# 3DPrintBoardPro > 3D Services Available / Needed >  1 off 3D model required in UK

## Michael-Little

Hi, Could anyone tell me if this model would be suitable for a 3d printer and if so how much? the square section is 3mm x 3mm and overall dimensions are 100mm x 100mm x 20mm

Thank you
Mike

----------


## joshdcampbell

> Hi, Could anyone tell me if this model would be suitable for a 3d printer and if so how much? the square section is 3mm x 3mm and overall dimensions are 100mm x 100mm x 20mm
> 
> Thank you
> Mike


Hi

It certainly is 3D printable although it won't be the strongest in the world due to the design. I'd be happy to do it for filament cost/shipping plus beer money while it prints. 

Let me know if you're interested and I'll firm up what that would come to. 

Thanks

Josh

----------


## Michael-Little

I just need it to hold a sponge filter in place for my aquarium and need as much surface area of the sponge unobstructed as possible. I am very interested, I have spoke to Sandwell college about half hour ago, and I can go there and print it for the cost of plastic used, but I will have to pop out of work to do so, so I may be going there Monday however not sure yet. I will defiantly be interested in a price please though.

out of interest what file type will I need to get this printed? just a STL file?

Thanks
Mike

----------


## Roberts_Clif

You should only need an STL file to have any 3D Printer print the Model.

----------


## joshdcampbell

Sure, send me the STL and that'll give me an idea of how much plastic there is. I can't see it being much over a tenner including shipping. If you fillet the corners and edges, that'll make it stronger without obstructing the area (assuming you have access to the original model). In terms of plastic, I have PLA, PETG, ABS and Nylon. Nylon is probably the strongest and best to deal with a wet environment whilst PLA can deform and degrade when in warm and wet environments. So make sure if you do go with the college they don't make it from PLA. Josh

----------


## Roberts_Clif

PLA will also bleach it's color into fiberglass Shower Inserts as well. Beware of PLA 3D Printed Soap dishes.

IMG_2075.jpg
Could not get a very good picture but you can see the bleached color ring.

----------


## joshdcampbell

I like PLA, it's great for quick, cheap and easy models, but it's not designed to be a working material. It is made from corn starch.

----------


## Michael-Little

Thank you for the info, I didn't realise that was the case, looks like it would have to be nylon then? I have attached the STL & I have modified it a little and put a 2mm fillet I'm assuming this would be enough. I still have access to the file if it needs amending for any reason.

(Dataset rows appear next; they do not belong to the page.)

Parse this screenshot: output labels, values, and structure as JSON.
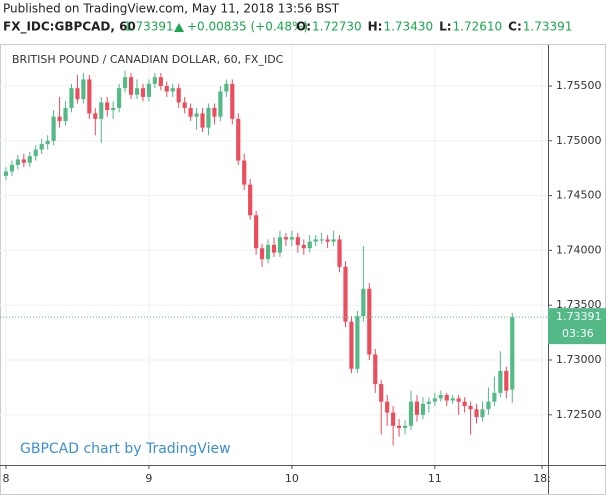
{
  "header": {
    "published": "Published on TradingView.com, May 11, 2018 13:56 BST",
    "symbol": "FX_IDC:GBPCAD, 60",
    "last": "1.73391",
    "change": "+0.00835 (+0.48%)",
    "ohlc": [
      {
        "label": "O:",
        "value": "1.72730"
      },
      {
        "label": "H:",
        "value": "1.73430"
      },
      {
        "label": "L:",
        "value": "1.72610"
      },
      {
        "label": "C:",
        "value": "1.73391"
      }
    ]
  },
  "chart_data": {
    "type": "candlestick",
    "title": "BRITISH POUND / CANADIAN DOLLAR, 60, FX_IDC",
    "watermark": "GBPCAD chart by TradingView",
    "up_color": "#53b987",
    "down_color": "#eb4d5c",
    "grid": true,
    "open": [
      1.7468,
      1.7472,
      1.7478,
      1.7483,
      1.748,
      1.7486,
      1.7492,
      1.7497,
      1.75,
      1.7522,
      1.7518,
      1.753,
      1.7548,
      1.7538,
      1.7556,
      1.7525,
      1.752,
      1.7535,
      1.7528,
      1.753,
      1.7548,
      1.7558,
      1.7542,
      1.7548,
      1.754,
      1.7552,
      1.7558,
      1.755,
      1.7545,
      1.7548,
      1.7535,
      1.753,
      1.7522,
      1.7525,
      1.7512,
      1.753,
      1.7522,
      1.7545,
      1.7552,
      1.752,
      1.7482,
      1.746,
      1.7432,
      1.7402,
      1.7392,
      1.7405,
      1.7398,
      1.7412,
      1.741,
      1.7412,
      1.7405,
      1.7402,
      1.7408,
      1.741,
      1.741,
      1.7408,
      1.741,
      1.7385,
      1.7335,
      1.7292,
      1.734,
      1.7365,
      1.7305,
      1.7278,
      1.7262,
      1.7252,
      1.724,
      1.7238,
      1.724,
      1.7262,
      1.725,
      1.726,
      1.7262,
      1.7265,
      1.7268,
      1.7263,
      1.7265,
      1.7262,
      1.7258,
      1.7255,
      1.7248,
      1.7255,
      1.7262,
      1.727,
      1.729,
      1.7273
    ],
    "high": [
      1.7476,
      1.7482,
      1.7487,
      1.7488,
      1.749,
      1.7496,
      1.7502,
      1.7505,
      1.7528,
      1.754,
      1.7536,
      1.7552,
      1.756,
      1.7562,
      1.756,
      1.753,
      1.754,
      1.754,
      1.7536,
      1.7552,
      1.7564,
      1.7562,
      1.7556,
      1.7552,
      1.7556,
      1.7562,
      1.7562,
      1.7554,
      1.7552,
      1.7552,
      1.754,
      1.7534,
      1.753,
      1.753,
      1.7534,
      1.7534,
      1.755,
      1.7556,
      1.7556,
      1.7525,
      1.7488,
      1.7465,
      1.7436,
      1.7406,
      1.741,
      1.7412,
      1.7418,
      1.7416,
      1.7418,
      1.7416,
      1.741,
      1.7414,
      1.7414,
      1.7416,
      1.7414,
      1.7418,
      1.7414,
      1.739,
      1.734,
      1.7345,
      1.7404,
      1.737,
      1.731,
      1.7282,
      1.7268,
      1.7258,
      1.7246,
      1.7245,
      1.7272,
      1.7268,
      1.7266,
      1.7266,
      1.727,
      1.7272,
      1.727,
      1.7268,
      1.7268,
      1.7266,
      1.7262,
      1.726,
      1.7262,
      1.7275,
      1.7285,
      1.7308,
      1.7294,
      1.7343
    ],
    "low": [
      1.7464,
      1.7468,
      1.7474,
      1.7476,
      1.7476,
      1.7482,
      1.7488,
      1.7492,
      1.7496,
      1.7512,
      1.7514,
      1.7526,
      1.7534,
      1.7534,
      1.752,
      1.7505,
      1.7498,
      1.7522,
      1.752,
      1.7526,
      1.7544,
      1.7538,
      1.7538,
      1.7536,
      1.7536,
      1.7548,
      1.7546,
      1.754,
      1.754,
      1.753,
      1.7525,
      1.7518,
      1.751,
      1.7508,
      1.7505,
      1.7515,
      1.7518,
      1.754,
      1.7515,
      1.7478,
      1.7455,
      1.7428,
      1.7396,
      1.7385,
      1.7388,
      1.7394,
      1.7394,
      1.7404,
      1.7404,
      1.7398,
      1.7396,
      1.7398,
      1.7404,
      1.7406,
      1.7402,
      1.7404,
      1.738,
      1.733,
      1.7288,
      1.7288,
      1.7335,
      1.73,
      1.727,
      1.7232,
      1.724,
      1.7222,
      1.723,
      1.7232,
      1.7236,
      1.7244,
      1.7246,
      1.7252,
      1.7258,
      1.7262,
      1.7258,
      1.726,
      1.725,
      1.7252,
      1.7232,
      1.7242,
      1.7244,
      1.725,
      1.7258,
      1.7266,
      1.7265,
      1.7261
    ],
    "close": [
      1.7472,
      1.7478,
      1.7483,
      1.748,
      1.7486,
      1.7492,
      1.7497,
      1.75,
      1.7522,
      1.7518,
      1.753,
      1.7548,
      1.7538,
      1.7556,
      1.7525,
      1.752,
      1.7535,
      1.7528,
      1.753,
      1.7548,
      1.7558,
      1.7542,
      1.7548,
      1.754,
      1.7552,
      1.7558,
      1.755,
      1.7545,
      1.7548,
      1.7535,
      1.753,
      1.7522,
      1.7525,
      1.7512,
      1.753,
      1.7522,
      1.7545,
      1.7552,
      1.752,
      1.7482,
      1.746,
      1.7432,
      1.7402,
      1.7392,
      1.7405,
      1.7398,
      1.7412,
      1.741,
      1.7412,
      1.7405,
      1.7402,
      1.7408,
      1.741,
      1.741,
      1.7408,
      1.741,
      1.7385,
      1.7335,
      1.7292,
      1.734,
      1.7365,
      1.7305,
      1.7278,
      1.7262,
      1.7252,
      1.724,
      1.7238,
      1.724,
      1.7262,
      1.725,
      1.726,
      1.7262,
      1.7265,
      1.7268,
      1.7263,
      1.7265,
      1.7262,
      1.7258,
      1.7255,
      1.7248,
      1.7255,
      1.7262,
      1.727,
      1.729,
      1.7272,
      1.73391
    ],
    "xlim": [
      -1,
      91
    ],
    "xticks": [
      {
        "value": 0,
        "label": "8"
      },
      {
        "value": 24,
        "label": "9"
      },
      {
        "value": 48,
        "label": "10"
      },
      {
        "value": 72,
        "label": "11"
      },
      {
        "value": 90,
        "label": "18:"
      }
    ],
    "ylim": [
      1.72042,
      1.75874
    ],
    "yticks": [
      {
        "value": 1.725,
        "label": "1.72500"
      },
      {
        "value": 1.73,
        "label": "1.73000"
      },
      {
        "value": 1.735,
        "label": "1.73500"
      },
      {
        "value": 1.74,
        "label": "1.74000"
      },
      {
        "value": 1.745,
        "label": "1.74500"
      },
      {
        "value": 1.75,
        "label": "1.75000"
      },
      {
        "value": 1.755,
        "label": "1.75500"
      }
    ],
    "last_price": 1.73391,
    "countdown": "03:36"
  }
}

Would you let me know if you think this would be alright please?
Thank you
Mike

----------


## Michael-Little

Thank you Roberts_clif, I've not had any experience with this sort of thing, We only use CAD at our company to design items, make sure they will fit in an assembly and make a 2D drawing for our toolmaker or fabricators. This is an interesting experience that's for sure. Also may use it to show my company the benefits of 3D printing for certain instances.

I have also had a little go with an automated CNC machine, however with that as I'm sure you know more than me we had to basically tell the machine how to machine the item, I thought maybe this would be the same?

----------


## joshdcampbell

Hi MikeI'd be able to print (in nylon) and ship it (anywhere UK) for ?10 if that's acceptable?Josh

----------


## Michael-Little

Hi Josh, thats very reasonable, what colour is the nylon a natural white or black? How can i make payment?
Mike

----------


## joshdcampbell

I do it for a bit of sport, not to make money! The nylon I have at the moment is natural white. If you want to proceed, I'll print and take a photo of it to make sure you're happy. I'll PM you my contact details. 

Josh

----------


## Michael-Little

Hi Josh,

Very sorry i have tried replying to your pm but dosnt seem to be working?

If you could pm your paypal email i would like to go ahead please!

Thank you,
Mike

----------